Les usages politiques de l’histoire ont donné lieu à de très nombreux travaux d’histoire et de philosophie, et plus largement de sciences sociales, en Allemagne depuis les années 1980 où la Geschichtspolitik, la politique de l’histoire, est devenue un outil de propagande majeur. Cette politique peut être définie comme un effort coordonné des institutions nationales pour établir un récit unique sur l’histoire du pays – l’objectif n’étant pas seulement de présenter le passé d’une manière spécifique mais aussi d’influencer l’avenir.

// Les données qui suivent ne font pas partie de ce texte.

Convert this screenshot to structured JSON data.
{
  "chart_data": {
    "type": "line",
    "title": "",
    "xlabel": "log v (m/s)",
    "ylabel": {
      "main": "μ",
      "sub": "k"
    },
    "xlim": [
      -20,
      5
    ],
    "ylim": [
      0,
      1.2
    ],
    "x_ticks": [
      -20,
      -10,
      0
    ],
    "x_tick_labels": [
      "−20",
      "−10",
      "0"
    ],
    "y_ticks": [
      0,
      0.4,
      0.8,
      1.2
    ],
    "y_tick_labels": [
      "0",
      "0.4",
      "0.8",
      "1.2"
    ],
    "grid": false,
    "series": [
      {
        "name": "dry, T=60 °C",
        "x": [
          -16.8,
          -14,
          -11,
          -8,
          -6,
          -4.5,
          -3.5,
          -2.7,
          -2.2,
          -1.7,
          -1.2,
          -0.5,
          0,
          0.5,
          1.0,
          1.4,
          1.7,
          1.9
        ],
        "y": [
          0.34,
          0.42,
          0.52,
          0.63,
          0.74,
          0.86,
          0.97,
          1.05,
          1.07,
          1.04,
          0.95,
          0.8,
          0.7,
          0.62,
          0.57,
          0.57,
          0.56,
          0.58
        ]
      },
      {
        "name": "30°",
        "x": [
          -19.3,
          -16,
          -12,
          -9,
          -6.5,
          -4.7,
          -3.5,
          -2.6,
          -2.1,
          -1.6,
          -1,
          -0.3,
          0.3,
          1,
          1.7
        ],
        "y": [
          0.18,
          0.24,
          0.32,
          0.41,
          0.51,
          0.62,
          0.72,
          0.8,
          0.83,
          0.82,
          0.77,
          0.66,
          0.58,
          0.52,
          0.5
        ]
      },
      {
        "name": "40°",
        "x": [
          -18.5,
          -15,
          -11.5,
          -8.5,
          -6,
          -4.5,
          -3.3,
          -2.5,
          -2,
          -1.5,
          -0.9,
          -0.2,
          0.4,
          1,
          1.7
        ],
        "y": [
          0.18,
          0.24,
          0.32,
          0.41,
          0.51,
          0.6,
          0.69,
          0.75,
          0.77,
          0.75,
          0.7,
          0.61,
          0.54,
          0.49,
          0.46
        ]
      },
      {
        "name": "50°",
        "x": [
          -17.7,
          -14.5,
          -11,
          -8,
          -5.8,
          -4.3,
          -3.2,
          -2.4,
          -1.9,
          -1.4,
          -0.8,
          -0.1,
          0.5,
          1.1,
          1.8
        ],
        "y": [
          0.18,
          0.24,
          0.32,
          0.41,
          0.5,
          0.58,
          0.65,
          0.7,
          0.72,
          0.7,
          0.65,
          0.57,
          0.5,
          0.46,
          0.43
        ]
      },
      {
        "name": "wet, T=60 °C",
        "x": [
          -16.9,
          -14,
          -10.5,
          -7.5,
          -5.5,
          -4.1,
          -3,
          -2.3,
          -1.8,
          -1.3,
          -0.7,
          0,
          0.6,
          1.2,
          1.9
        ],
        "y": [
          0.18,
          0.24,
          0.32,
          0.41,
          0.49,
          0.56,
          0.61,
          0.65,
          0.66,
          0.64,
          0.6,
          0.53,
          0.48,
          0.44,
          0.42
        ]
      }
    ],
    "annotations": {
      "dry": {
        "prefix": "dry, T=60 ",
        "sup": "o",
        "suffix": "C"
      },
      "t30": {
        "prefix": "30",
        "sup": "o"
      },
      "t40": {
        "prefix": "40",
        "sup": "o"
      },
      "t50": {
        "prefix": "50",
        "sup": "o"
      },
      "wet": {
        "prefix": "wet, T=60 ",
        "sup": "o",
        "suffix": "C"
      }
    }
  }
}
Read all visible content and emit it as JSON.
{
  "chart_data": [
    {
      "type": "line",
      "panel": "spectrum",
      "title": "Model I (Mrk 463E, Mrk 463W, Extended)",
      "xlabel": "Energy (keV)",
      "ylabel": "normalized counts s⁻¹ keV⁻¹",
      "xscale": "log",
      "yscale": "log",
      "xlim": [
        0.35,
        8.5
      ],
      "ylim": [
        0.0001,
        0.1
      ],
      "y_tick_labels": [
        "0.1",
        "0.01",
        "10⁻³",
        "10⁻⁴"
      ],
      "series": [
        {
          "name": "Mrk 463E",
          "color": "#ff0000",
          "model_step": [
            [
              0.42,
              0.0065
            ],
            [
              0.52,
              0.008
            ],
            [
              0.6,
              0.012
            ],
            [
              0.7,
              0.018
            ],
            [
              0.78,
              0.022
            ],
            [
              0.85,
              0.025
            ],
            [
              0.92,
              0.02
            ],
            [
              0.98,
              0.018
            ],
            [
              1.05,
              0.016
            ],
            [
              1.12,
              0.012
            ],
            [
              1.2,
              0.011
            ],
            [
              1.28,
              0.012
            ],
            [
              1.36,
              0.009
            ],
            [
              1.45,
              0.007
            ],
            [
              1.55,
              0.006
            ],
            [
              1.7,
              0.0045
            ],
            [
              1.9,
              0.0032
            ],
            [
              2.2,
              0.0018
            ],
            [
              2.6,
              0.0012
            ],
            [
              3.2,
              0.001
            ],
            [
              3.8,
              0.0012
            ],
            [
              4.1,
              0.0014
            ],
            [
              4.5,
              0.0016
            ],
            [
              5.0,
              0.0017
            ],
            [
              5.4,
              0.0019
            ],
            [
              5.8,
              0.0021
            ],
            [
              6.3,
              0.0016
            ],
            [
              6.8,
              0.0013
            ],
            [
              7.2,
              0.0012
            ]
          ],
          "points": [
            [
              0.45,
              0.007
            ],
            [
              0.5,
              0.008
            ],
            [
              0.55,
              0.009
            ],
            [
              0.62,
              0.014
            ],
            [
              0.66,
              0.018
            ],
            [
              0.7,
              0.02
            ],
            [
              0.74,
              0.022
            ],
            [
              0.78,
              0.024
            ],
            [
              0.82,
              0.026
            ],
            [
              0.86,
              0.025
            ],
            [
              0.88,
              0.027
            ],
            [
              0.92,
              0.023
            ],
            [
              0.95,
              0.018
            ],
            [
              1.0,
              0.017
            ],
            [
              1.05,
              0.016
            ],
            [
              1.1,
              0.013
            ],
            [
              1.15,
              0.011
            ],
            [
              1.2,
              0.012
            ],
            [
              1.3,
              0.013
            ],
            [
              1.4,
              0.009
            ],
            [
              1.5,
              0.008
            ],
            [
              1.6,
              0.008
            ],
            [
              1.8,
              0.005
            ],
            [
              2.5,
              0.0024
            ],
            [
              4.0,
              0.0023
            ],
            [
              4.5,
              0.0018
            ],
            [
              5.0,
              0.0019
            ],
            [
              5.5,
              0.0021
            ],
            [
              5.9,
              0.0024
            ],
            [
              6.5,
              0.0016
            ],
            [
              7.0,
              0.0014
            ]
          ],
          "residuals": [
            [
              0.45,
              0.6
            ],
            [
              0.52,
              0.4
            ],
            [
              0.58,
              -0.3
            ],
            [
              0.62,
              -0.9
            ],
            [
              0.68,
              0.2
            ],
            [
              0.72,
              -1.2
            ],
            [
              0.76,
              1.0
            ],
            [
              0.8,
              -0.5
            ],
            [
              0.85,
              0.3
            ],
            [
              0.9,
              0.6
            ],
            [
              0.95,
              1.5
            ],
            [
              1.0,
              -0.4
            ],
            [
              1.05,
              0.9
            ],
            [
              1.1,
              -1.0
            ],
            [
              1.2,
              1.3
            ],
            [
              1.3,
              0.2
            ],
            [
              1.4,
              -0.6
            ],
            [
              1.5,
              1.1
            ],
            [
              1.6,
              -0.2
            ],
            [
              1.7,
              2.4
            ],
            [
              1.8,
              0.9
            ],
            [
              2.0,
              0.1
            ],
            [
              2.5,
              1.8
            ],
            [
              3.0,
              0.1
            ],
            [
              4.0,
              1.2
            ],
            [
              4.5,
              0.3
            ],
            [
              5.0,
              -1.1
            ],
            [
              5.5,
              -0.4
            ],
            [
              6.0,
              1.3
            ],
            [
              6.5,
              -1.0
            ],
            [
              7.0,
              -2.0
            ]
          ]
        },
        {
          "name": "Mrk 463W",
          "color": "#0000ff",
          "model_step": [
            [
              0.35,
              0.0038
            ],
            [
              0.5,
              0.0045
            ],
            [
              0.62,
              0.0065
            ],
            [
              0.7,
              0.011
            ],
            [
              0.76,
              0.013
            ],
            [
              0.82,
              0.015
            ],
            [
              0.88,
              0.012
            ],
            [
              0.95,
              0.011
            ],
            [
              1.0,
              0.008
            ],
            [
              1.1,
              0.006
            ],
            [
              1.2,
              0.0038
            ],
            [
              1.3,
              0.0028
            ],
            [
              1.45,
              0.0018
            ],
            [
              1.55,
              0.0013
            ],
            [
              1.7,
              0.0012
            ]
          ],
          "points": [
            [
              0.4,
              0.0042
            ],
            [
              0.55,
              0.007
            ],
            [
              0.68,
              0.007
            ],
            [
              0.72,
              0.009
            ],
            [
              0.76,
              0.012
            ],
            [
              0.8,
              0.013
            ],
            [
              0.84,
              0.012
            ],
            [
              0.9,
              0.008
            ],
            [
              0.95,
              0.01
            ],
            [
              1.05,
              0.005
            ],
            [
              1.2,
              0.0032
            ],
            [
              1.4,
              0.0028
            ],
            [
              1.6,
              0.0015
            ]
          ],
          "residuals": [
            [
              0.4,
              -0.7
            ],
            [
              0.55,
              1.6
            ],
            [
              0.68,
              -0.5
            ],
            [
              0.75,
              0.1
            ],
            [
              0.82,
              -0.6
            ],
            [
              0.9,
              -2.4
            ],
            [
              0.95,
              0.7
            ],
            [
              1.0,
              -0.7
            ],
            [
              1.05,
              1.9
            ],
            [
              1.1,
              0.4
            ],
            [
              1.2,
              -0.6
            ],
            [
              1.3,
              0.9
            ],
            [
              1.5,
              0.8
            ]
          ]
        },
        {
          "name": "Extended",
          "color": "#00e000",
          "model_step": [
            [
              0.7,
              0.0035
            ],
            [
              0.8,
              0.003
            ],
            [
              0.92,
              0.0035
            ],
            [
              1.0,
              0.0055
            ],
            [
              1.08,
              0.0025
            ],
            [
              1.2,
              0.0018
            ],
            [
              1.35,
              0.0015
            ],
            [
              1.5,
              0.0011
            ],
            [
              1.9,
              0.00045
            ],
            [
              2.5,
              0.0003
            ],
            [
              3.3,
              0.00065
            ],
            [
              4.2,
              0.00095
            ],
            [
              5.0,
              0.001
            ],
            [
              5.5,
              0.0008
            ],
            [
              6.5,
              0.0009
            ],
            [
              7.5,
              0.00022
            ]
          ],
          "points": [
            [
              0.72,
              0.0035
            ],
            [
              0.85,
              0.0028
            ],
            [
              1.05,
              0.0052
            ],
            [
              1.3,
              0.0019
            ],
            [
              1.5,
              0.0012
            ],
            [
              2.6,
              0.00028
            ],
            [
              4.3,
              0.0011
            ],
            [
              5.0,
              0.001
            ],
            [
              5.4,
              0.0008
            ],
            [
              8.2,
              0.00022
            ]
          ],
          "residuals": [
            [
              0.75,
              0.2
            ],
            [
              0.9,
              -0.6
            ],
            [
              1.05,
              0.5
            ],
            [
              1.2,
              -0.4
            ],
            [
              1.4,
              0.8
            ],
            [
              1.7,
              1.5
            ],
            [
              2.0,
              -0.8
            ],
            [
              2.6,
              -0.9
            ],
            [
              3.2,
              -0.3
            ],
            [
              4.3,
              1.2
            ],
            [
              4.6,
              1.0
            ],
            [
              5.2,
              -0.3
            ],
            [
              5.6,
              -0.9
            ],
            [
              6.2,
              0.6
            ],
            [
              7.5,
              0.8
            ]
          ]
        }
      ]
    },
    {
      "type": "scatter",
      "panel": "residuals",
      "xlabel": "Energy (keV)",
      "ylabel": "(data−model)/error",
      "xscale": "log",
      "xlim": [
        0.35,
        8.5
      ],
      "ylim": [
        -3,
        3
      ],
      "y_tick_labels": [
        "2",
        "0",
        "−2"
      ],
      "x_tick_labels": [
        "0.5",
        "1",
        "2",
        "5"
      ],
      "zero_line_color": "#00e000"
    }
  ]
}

Dans le contexte actuel, ces instrumentalisations de l’histoire visent non seulement à justifier en Russie l’usage externe de la violence, ainsi que la répression interne contre toute forme de protestation, mais aussi à mobiliser des catégories juridiques, comme la légitime défense ou le crime de génocide, afin de justifier au plan interne et international le recours à la guerre.
Cet atelier, proposé dans le cadre du groupe de recherche sur les Humanités juridiques, examinera les usages actuels de l’histoire et du droit en Russie à partir d’une approche comparative avec des pays d’Europe centrale et orientale, et multidisciplinaire.
Programme
9h00 – 9h15 – Introduction
- Julie Saada, professeure de philosophie à Sciences Po, École de droit, membre du groupe Humanités juridiques de Sciences Po
- Anna C. Zielinska, maîtresse de conférences en philosophie à l’Université de Lorraine, Archives Henri Poincaré, membre du groupe Humanités juridiques de Sciences Po
9h15 – 9h45 – La constitution des débats sur les usages politiques de l’histoire – le cas de la Seconde Guerre mondiale
- Julia Christ, chargée de recherches en philosophie au CNRS – LIER-FYT
- Tal Bruttmann, historien, chargé de mission pour la Commission d’enquête sur la spoliation des biens juifs de la ville de Grenoble
9h45 – 10h30 – Les usages politiques de l’histoire par la Russie dans ses relations avec l’Ukraine
- Sabine Dullin, professeure d’histoire à Sciences Po, Centre d’histoire de Sciences Po
- Marie Mendras, chercheuse en science politique au CNRS, professeure à Sciences Po, CERI
10h30 – 11h00 Discussion animée par Aude Merlin, professeure de science politique à l’Université libre de Bruxelles, CEVIPOL, & Paul Zawadzki, maître de conférences HDR en science politique à l’Université Paris 1-Panthéon Sorbonne, GSRL.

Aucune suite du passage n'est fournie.